The most striking finding from coding agent research: human-AI collaboration achieves a 31.11% pass rate on hard problems, against 0.67% for LLM alone and 18.89% for human alone.¹⁰ [CITATION NEEDED — see Notes] Some problems are solvable only through the combination. This is not a model that has been prompted more cleverly. It is a capability that neither component possesses independently — a result the Data Processing Inequality does not forbid, because the human and the model are distinct information sources whose joint information exceeds either alone. The human brings out-of-distribution intuitions the model cannot replicate; the model brings exhaustive combinatorial search the human cannot sustain. The combination is not just more efficient. It is categorically different.
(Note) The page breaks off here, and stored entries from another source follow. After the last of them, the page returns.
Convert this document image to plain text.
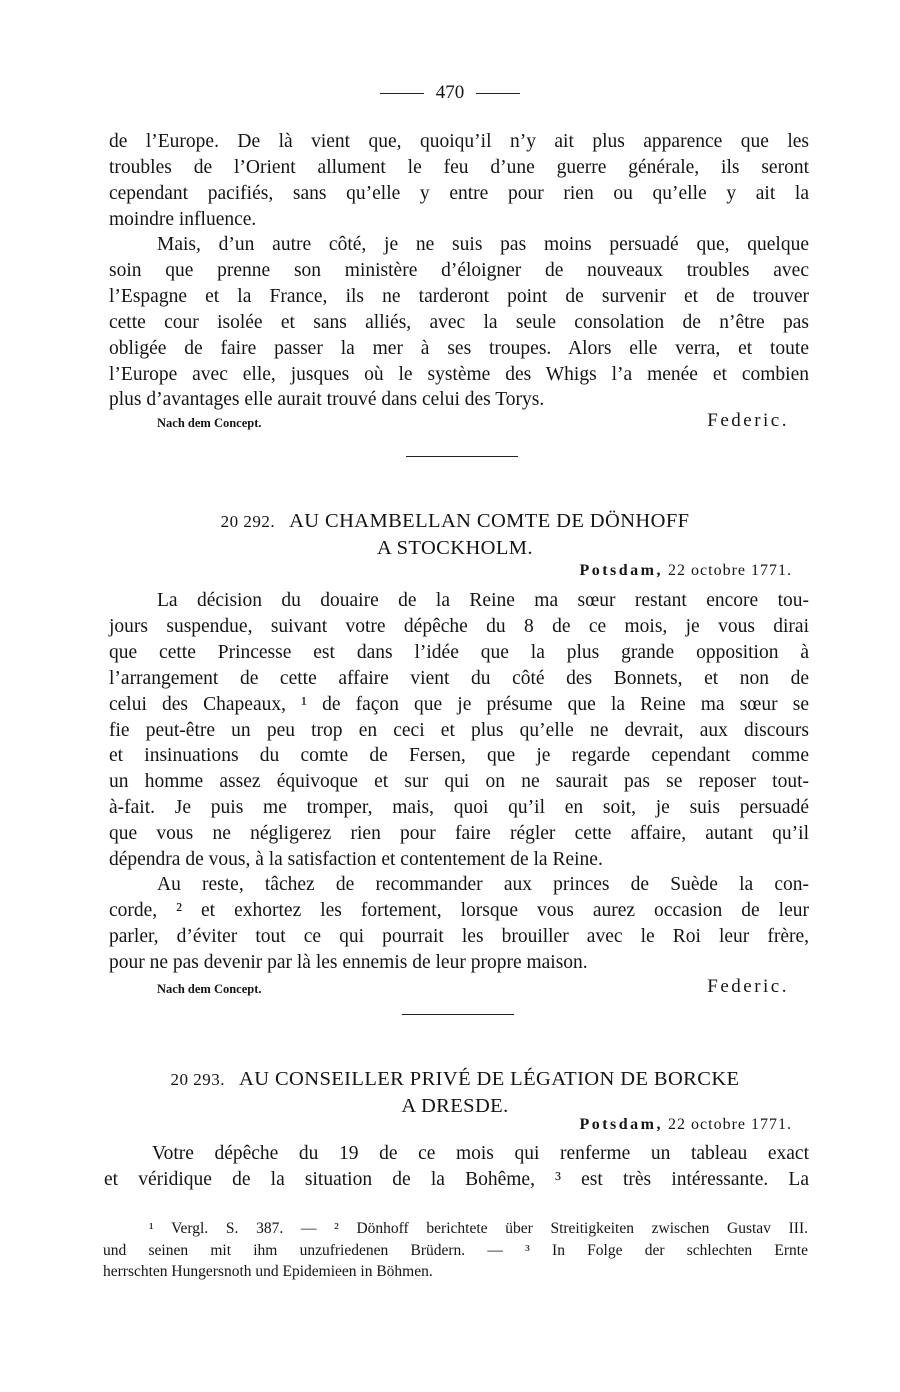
470
de l’Europe. De là vient que, quoiqu’il n’y ait plus apparence que les
troubles de l’Orient allument le feu d’une guerre générale, ils seront
cependant pacifiés, sans qu’elle y entre pour rien ou qu’elle y ait la
moindre influence.
Mais, d’un autre côté, je ne suis pas moins persuadé que, quelque
soin que prenne son ministère d’éloigner de nouveaux troubles avec
l’Espagne et la France, ils ne tarderont point de survenir et de trouver
cette cour isolée et sans alliés, avec la seule consolation de n’être pas
obligée de faire passer la mer à ses troupes. Alors elle verra, et toute
l’Europe avec elle, jusques où le système des Whigs l’a menée et combien
plus d’avantages elle aurait trouvé dans celui des Torys.
Nach dem Concept.	Federic.
20 292. AU CHAMBELLAN COMTE DE DÖNHOFF
A STOCKHOLM.
Potsdam, 22 octobre 1771.
La décision du douaire de la Reine ma sœur restant encore tou-
jours suspendue, suivant votre dépêche du 8 de ce mois, je vous dirai
que cette Princesse est dans l’idée que la plus grande opposition à
l’arrangement de cette affaire vient du côté des Bonnets, et non de
celui des Chapeaux, ¹ de façon que je présume que la Reine ma sœur se
fie peut-être un peu trop en ceci et plus qu’elle ne devrait, aux discours
et insinuations du comte de Fersen, que je regarde cependant comme
un homme assez équivoque et sur qui on ne saurait pas se reposer tout-
à-fait. Je puis me tromper, mais, quoi qu’il en soit, je suis persuadé
que vous ne négligerez rien pour faire régler cette affaire, autant qu’il
dépendra de vous, à la satisfaction et contentement de la Reine.
Au reste, tâchez de recommander aux princes de Suède la con-
corde, ² et exhortez les fortement, lorsque vous aurez occasion de leur
parler, d’éviter tout ce qui pourrait les brouiller avec le Roi leur frère,
pour ne pas devenir par là les ennemis de leur propre maison.
Nach dem Concept.	Federic.
20 293. AU CONSEILLER PRIVÉ DE LÉGATION DE BORCKE
A DRESDE.
Potsdam, 22 octobre 1771.
Votre dépêche du 19 de ce mois qui renferme un tableau exact
et véridique de la situation de la Bohême, ³ est très intéressante. La

¹ Vergl. S. 387. — ² Dönhoff berichtete über Streitigkeiten zwischen Gustav III.

und seinen mit ihm unzufriedenen Brüdern. — ³ In Folge der schlechten Ernte

herrschten Hungersnoth und Epidemieen in Böhmen.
Scientific discovery shows the same pattern. AlphaProof achieved International Math Olympiad silver-medal performance with formally verified proofs.¹⁰ [CITATION NEEDED — see Notes] AlphaEvolve improved on Strassen's 56-year-old matrix multiplication algorithm — in 20% of tested problems, it found solutions surpassing all known human results.¹⁰ [CITATION NEEDED — see Notes] An autonomous laboratory ran 355 experiments in 17 days, synthesizing novel materials with a 71% success rate.¹⁰ [CITATION NEEDED — see Notes]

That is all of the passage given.